I glanced down. The man’s arm had slipped, so that it was dangling off the table. I took a step closer and, pinching the cloth of his sleeve, pulled the arm upwards. The skin was dark with pooled blood and smeared with dried mud, but that did not disguise the fact that the hand was missing the forefinger and half of the middle finger.
Nicholas gaped at it. ‘Alban! But it can’t be. He should be on his way to . . .’ He lifted the linen manuterge covering the corpse’s face and stared briefly at the mauled flesh beneath, closing his eyes and breathing hard as he dropped it back. Gingerly he lifted the edge of the cloth covering the gaping hole in Alban’s belly.
‘His belt, the scrip . . . they’re gone! Those tinners, are they still here?’
Without waiting for an answer, which none of us in the chapel could have given him, he ran towards the door.
‘Aren’t you going to stay with us to pray for him, Brother Nicholas?’ I called, but the only reply I received was the slamming of the chapel door.
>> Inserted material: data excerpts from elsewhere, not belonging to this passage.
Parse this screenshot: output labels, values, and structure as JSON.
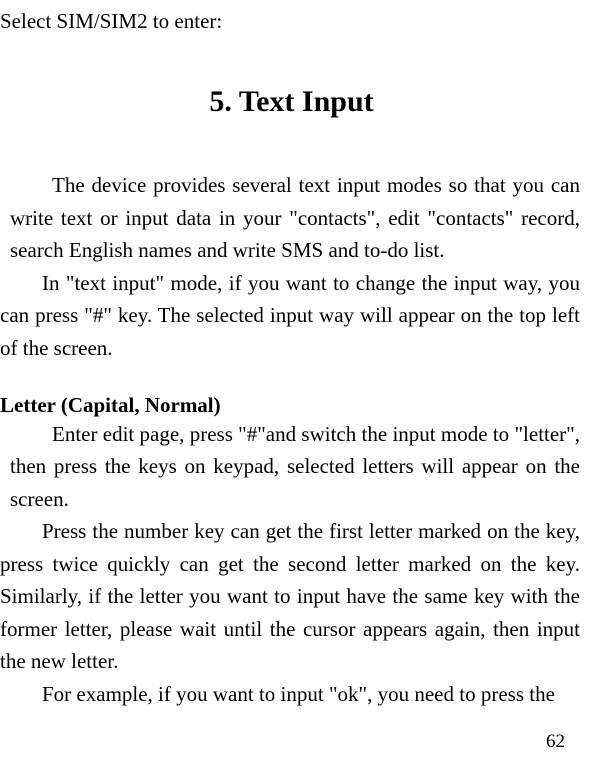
{
  "topLine": "Select SIM/SIM2 to enter:",
  "chapterHeading": "5.   Text Input",
  "para1": "The device provides several text input modes so that you can write text or input data in your \"contacts\", edit \"contacts\" record, search English names and write SMS and to-do list.",
  "para2": "In \"text input\" mode, if you want to change the input way, you can press \"#\" key. The selected input way will appear on the top left of the screen.",
  "sectionHeading": "Letter (Capital, Normal)",
  "para3": "Enter edit page, press \"#\"and switch the input mode to \"letter\", then press the keys on keypad, selected letters will appear on the screen.",
  "para4": "Press the number key can get the first letter marked on the key, press twice quickly can get the second letter marked on the key. Similarly, if the letter you want to input have the same key with the former letter, please wait until the cursor appears again, then input the new letter.",
  "para5": "For example, if you want to input \"ok\", you need to press the",
  "pageNumber": "62"
}
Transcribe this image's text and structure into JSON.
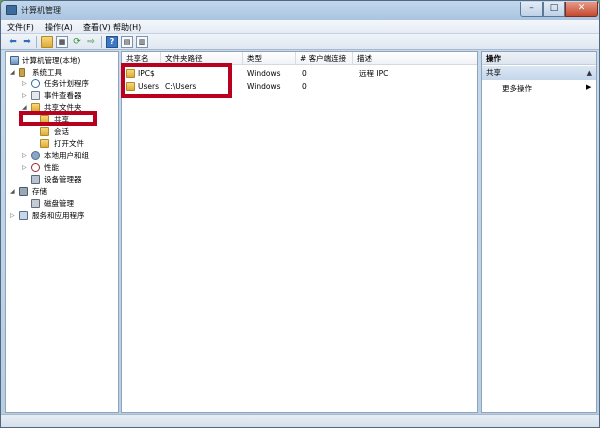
{
  "window": {
    "title": "计算机管理"
  },
  "menu": [
    "文件(F)",
    "操作(A)",
    "查看(V)",
    "帮助(H)"
  ],
  "tree": {
    "root": "计算机管理(本地)",
    "system_tools": "系统工具",
    "task_scheduler": "任务计划程序",
    "event_viewer": "事件查看器",
    "shared_folders": "共享文件夹",
    "shares": "共享",
    "sessions": "会话",
    "open_files": "打开文件",
    "local_users": "本地用户和组",
    "performance": "性能",
    "device_manager": "设备管理器",
    "storage": "存储",
    "disk_management": "磁盘管理",
    "services_apps": "服务和应用程序"
  },
  "table": {
    "columns": [
      "共享名",
      "文件夹路径",
      "类型",
      "# 客户端连接",
      "描述"
    ],
    "rows": [
      {
        "name": "IPC$",
        "path": "",
        "type": "Windows",
        "clients": "0",
        "desc": "远程 IPC"
      },
      {
        "name": "Users",
        "path": "C:\\Users",
        "type": "Windows",
        "clients": "0",
        "desc": ""
      }
    ]
  },
  "actions": {
    "header": "操作",
    "section": "共享",
    "more": "更多操作"
  },
  "colors": {
    "highlight": "#b8001f"
  },
  "icons": [
    "back-arrow-icon",
    "forward-arrow-icon",
    "folder-icon",
    "refresh-icon",
    "export-icon",
    "help-icon"
  ]
}
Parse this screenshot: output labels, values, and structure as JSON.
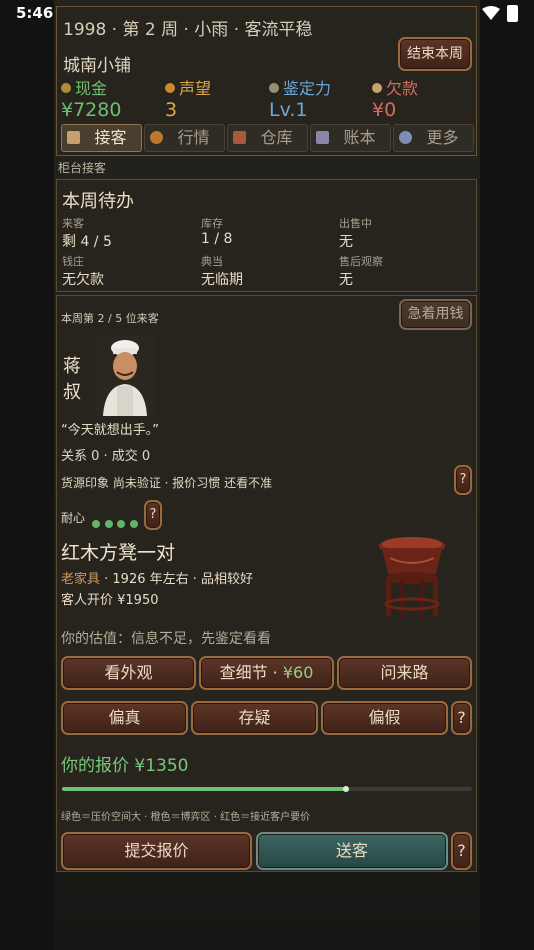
{
  "status_bar": {
    "time": "5:46",
    "notif": "A"
  },
  "header": {
    "title": "1998 · 第 2 周 · 小雨 · 客流平稳",
    "shop_name": "城南小铺",
    "end_week_label": "结束本周",
    "stats": [
      {
        "label": "现金",
        "value": "¥7280",
        "color": "#6cc070",
        "icon_color": "#b08a3a",
        "icon": "coin-icon"
      },
      {
        "label": "声望",
        "value": "3",
        "color": "#d8a94a",
        "icon_color": "#c88a2e",
        "icon": "reputation-icon"
      },
      {
        "label": "鉴定力",
        "value": "Lv.1",
        "color": "#6ea6d6",
        "icon_color": "#9a8d76",
        "icon": "appraisal-icon"
      },
      {
        "label": "欠款",
        "value": "¥0",
        "color": "#d06d5c",
        "icon_color": "#c9a46a",
        "icon": "debt-icon"
      }
    ]
  },
  "tabs": [
    {
      "label": "接客",
      "icon": "customer-icon",
      "active": true
    },
    {
      "label": "行情",
      "icon": "market-icon",
      "active": false
    },
    {
      "label": "仓库",
      "icon": "storage-icon",
      "active": false
    },
    {
      "label": "账本",
      "icon": "ledger-icon",
      "active": false
    },
    {
      "label": "更多",
      "icon": "gear-icon",
      "active": false
    }
  ],
  "section_label": "柜台接客",
  "todo": {
    "title": "本周待办",
    "items": [
      {
        "key": "来客",
        "value": "剩 4 / 5"
      },
      {
        "key": "库存",
        "value": "1 / 8"
      },
      {
        "key": "出售中",
        "value": "无"
      },
      {
        "key": "钱庄",
        "value": "无欠款"
      },
      {
        "key": "典当",
        "value": "无临期"
      },
      {
        "key": "售后观察",
        "value": "无"
      }
    ]
  },
  "customer": {
    "counter": "本周第 2 / 5 位来客",
    "urgent_label": "急着用钱",
    "name_line1": "蒋",
    "name_line2": "叔",
    "quote": "“今天就想出手。”",
    "relation": "关系 0 · 成交 0",
    "impression": "货源印象 尚未验证 · 报价习惯 还看不准",
    "patience_label": "耐心",
    "patience_dots": 4,
    "help_label": "?"
  },
  "item": {
    "name": "红木方凳一对",
    "category": "老家具",
    "meta": " · 1926 年左右 · 品相较好",
    "asking": "客人开价 ¥1950",
    "estimate": "你的估值：信息不足，先鉴定看看"
  },
  "actions": {
    "look": "看外观",
    "detail": "查细节 · ",
    "detail_cost": "¥60",
    "origin": "问来路",
    "genuine": "偏真",
    "doubt": "存疑",
    "fake": "偏假"
  },
  "offer": {
    "label": "你的报价 ¥1350",
    "slider_fraction": 0.692,
    "legend": "绿色＝压价空间大 · 橙色＝博弈区 · 红色＝接近客户要价",
    "submit": "提交报价",
    "send_off": "送客"
  }
}
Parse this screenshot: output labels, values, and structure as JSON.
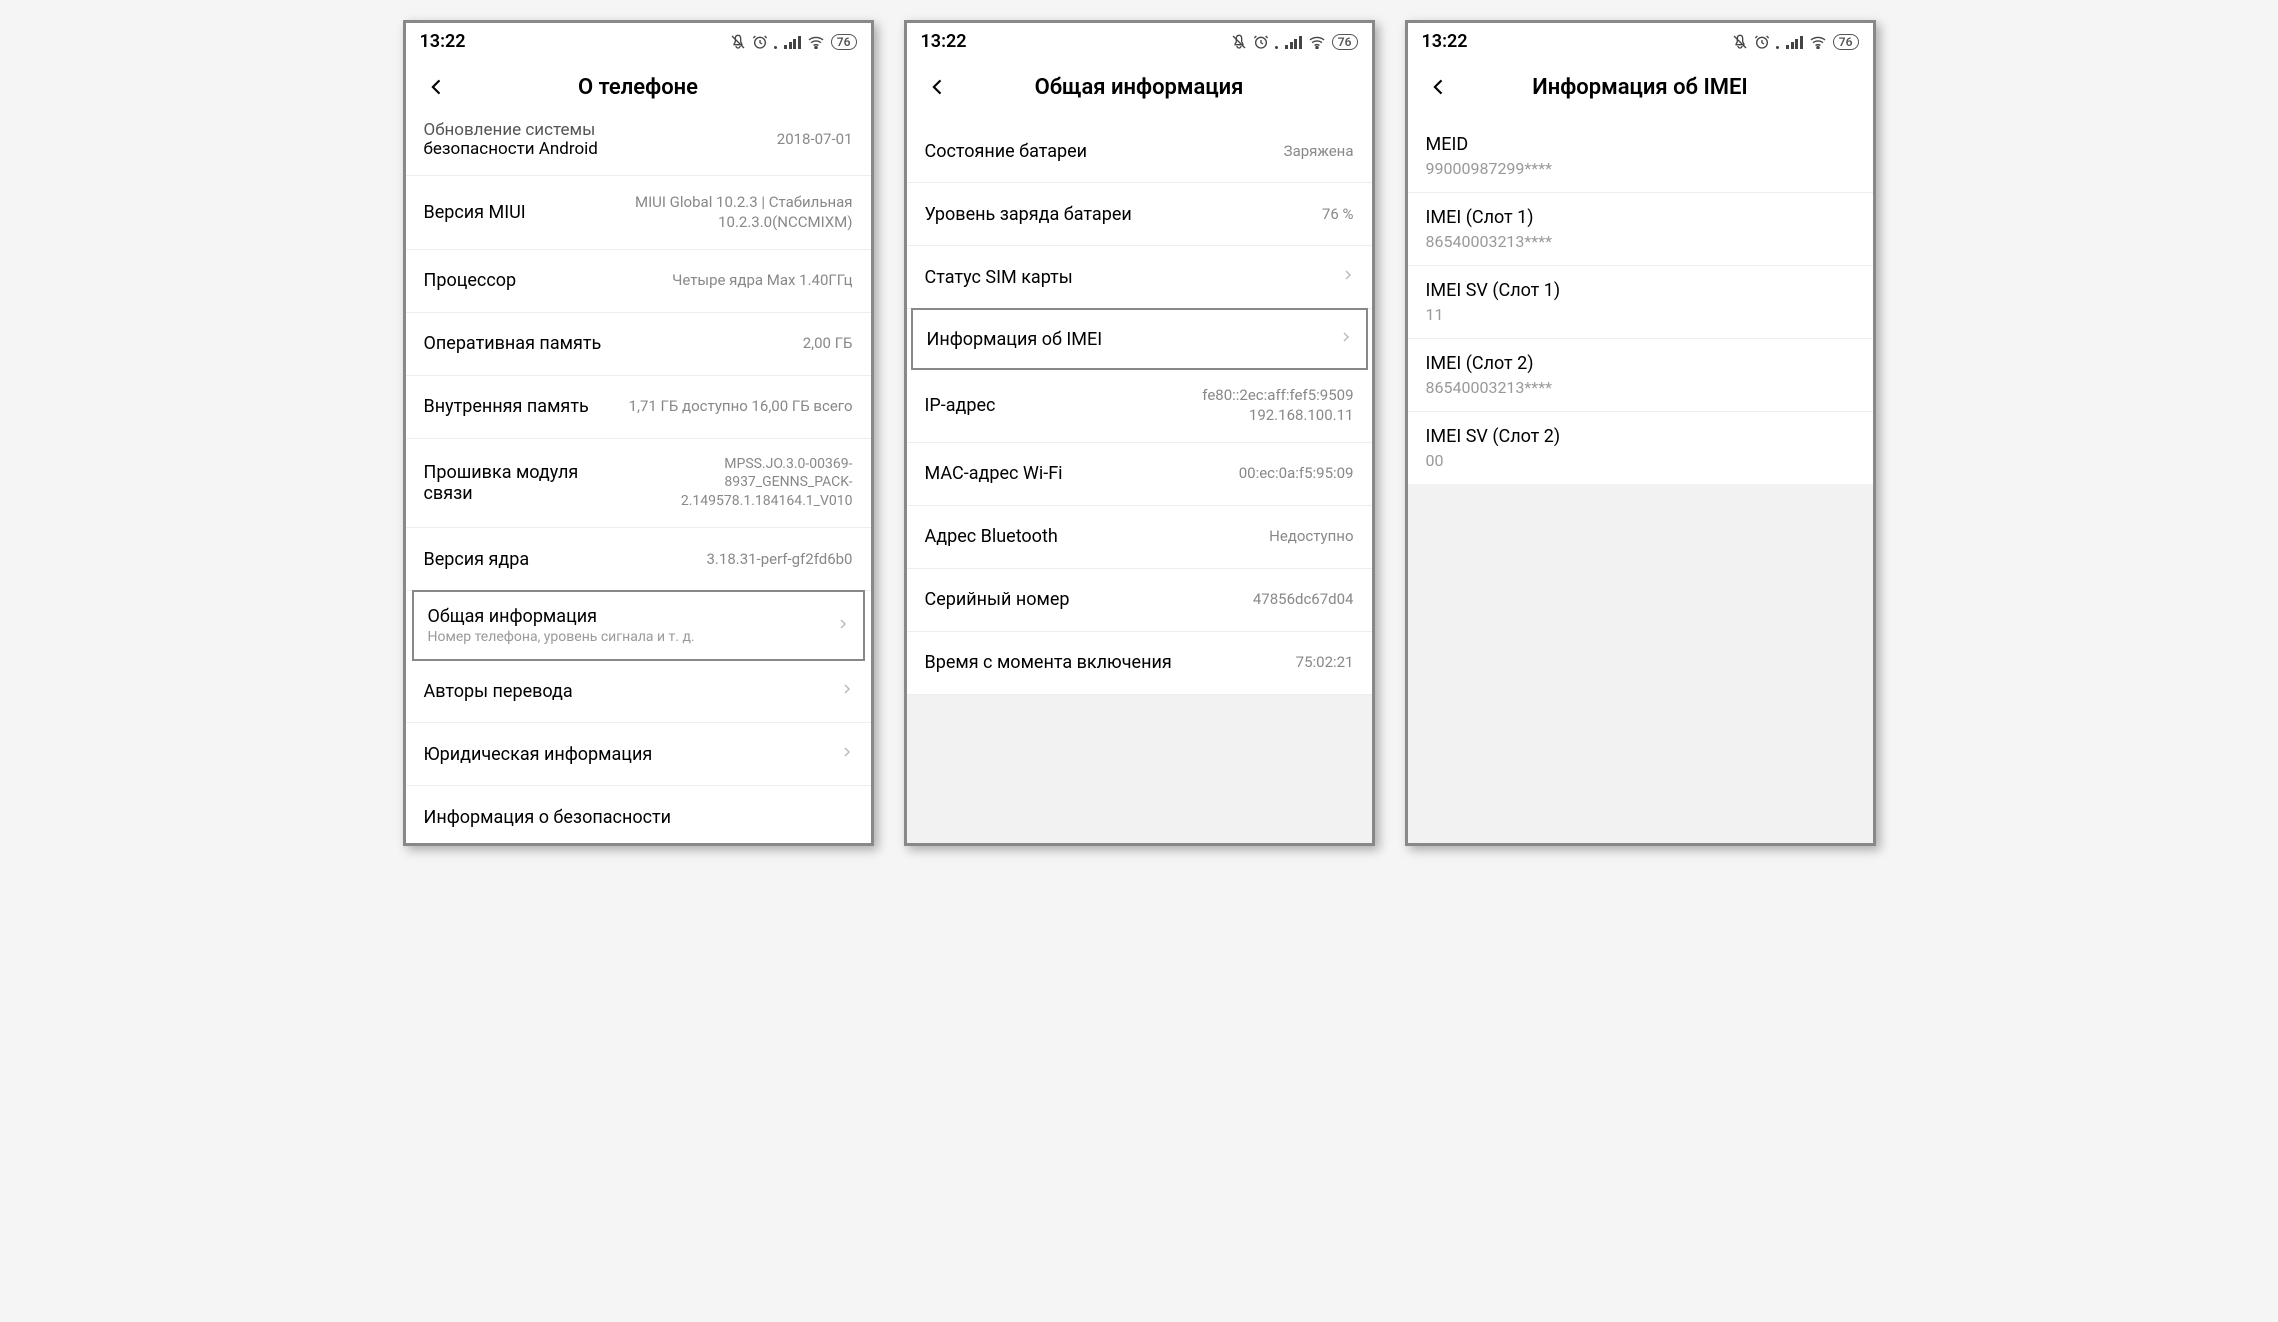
{
  "status": {
    "time": "13:22",
    "battery": "76"
  },
  "phone1": {
    "title": "О телефоне",
    "rows": [
      {
        "label_top": "Обновление системы",
        "label": "безопасности Android",
        "value": "2018-07-01"
      },
      {
        "label": "Версия MIUI",
        "value": "MIUI Global 10.2.3 | Стабильная 10.2.3.0(NCCMIXM)"
      },
      {
        "label": "Процессор",
        "value": "Четыре ядра Мах 1.40ГГц"
      },
      {
        "label": "Оперативная память",
        "value": "2,00 ГБ"
      },
      {
        "label": "Внутренняя память",
        "value": "1,71 ГБ доступно 16,00 ГБ всего"
      },
      {
        "label": "Прошивка модуля связи",
        "value": "MPSS.JO.3.0-00369-8937_GENNS_PACK-2.149578.1.184164.1_V010"
      },
      {
        "label": "Версия ядра",
        "value": "3.18.31-perf-gf2fd6b0"
      },
      {
        "label": "Общая информация",
        "sub": "Номер телефона, уровень сигнала и т. д.",
        "chev": true,
        "hl": true
      },
      {
        "label": "Авторы перевода",
        "chev": true
      },
      {
        "label": "Юридическая информация",
        "chev": true
      },
      {
        "label": "Информация о безопасности",
        "chev": true
      }
    ]
  },
  "phone2": {
    "title": "Общая информация",
    "rows": [
      {
        "label": "Состояние батареи",
        "value": "Заряжена"
      },
      {
        "label": "Уровень заряда батареи",
        "value": "76 %"
      },
      {
        "label": "Статус SIM карты",
        "chev": true
      },
      {
        "label": "Информация об IMEI",
        "chev": true,
        "hl": true
      },
      {
        "label": "IP-адрес",
        "value": "fe80::2ec:aff:fef5:9509 192.168.100.11"
      },
      {
        "label": "MAC-адрес Wi-Fi",
        "value": "00:ec:0a:f5:95:09"
      },
      {
        "label": "Адрес Bluetooth",
        "value": "Недоступно"
      },
      {
        "label": "Серийный номер",
        "value": "47856dc67d04"
      },
      {
        "label": "Время с момента включения",
        "value": "75:02:21"
      }
    ]
  },
  "phone3": {
    "title": "Информация об IMEI",
    "rows": [
      {
        "label": "MEID",
        "value": "99000987299****"
      },
      {
        "label": "IMEI (Слот 1)",
        "value": "86540003213****"
      },
      {
        "label": "IMEI SV (Слот 1)",
        "value": "11"
      },
      {
        "label": "IMEI (Слот 2)",
        "value": "86540003213****"
      },
      {
        "label": "IMEI SV (Слот 2)",
        "value": "00"
      }
    ]
  }
}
I stared again at the corpse, trying to picture Alban as I had last seen him alive, wrestling with the beam on the great door. I realised he had not been wearing the large leather scrip. On such a rough track, it would have bumped against him constantly as he rode, irritating both rider and horse. Instead it had been strapped to his saddle along with his blankets and provisions.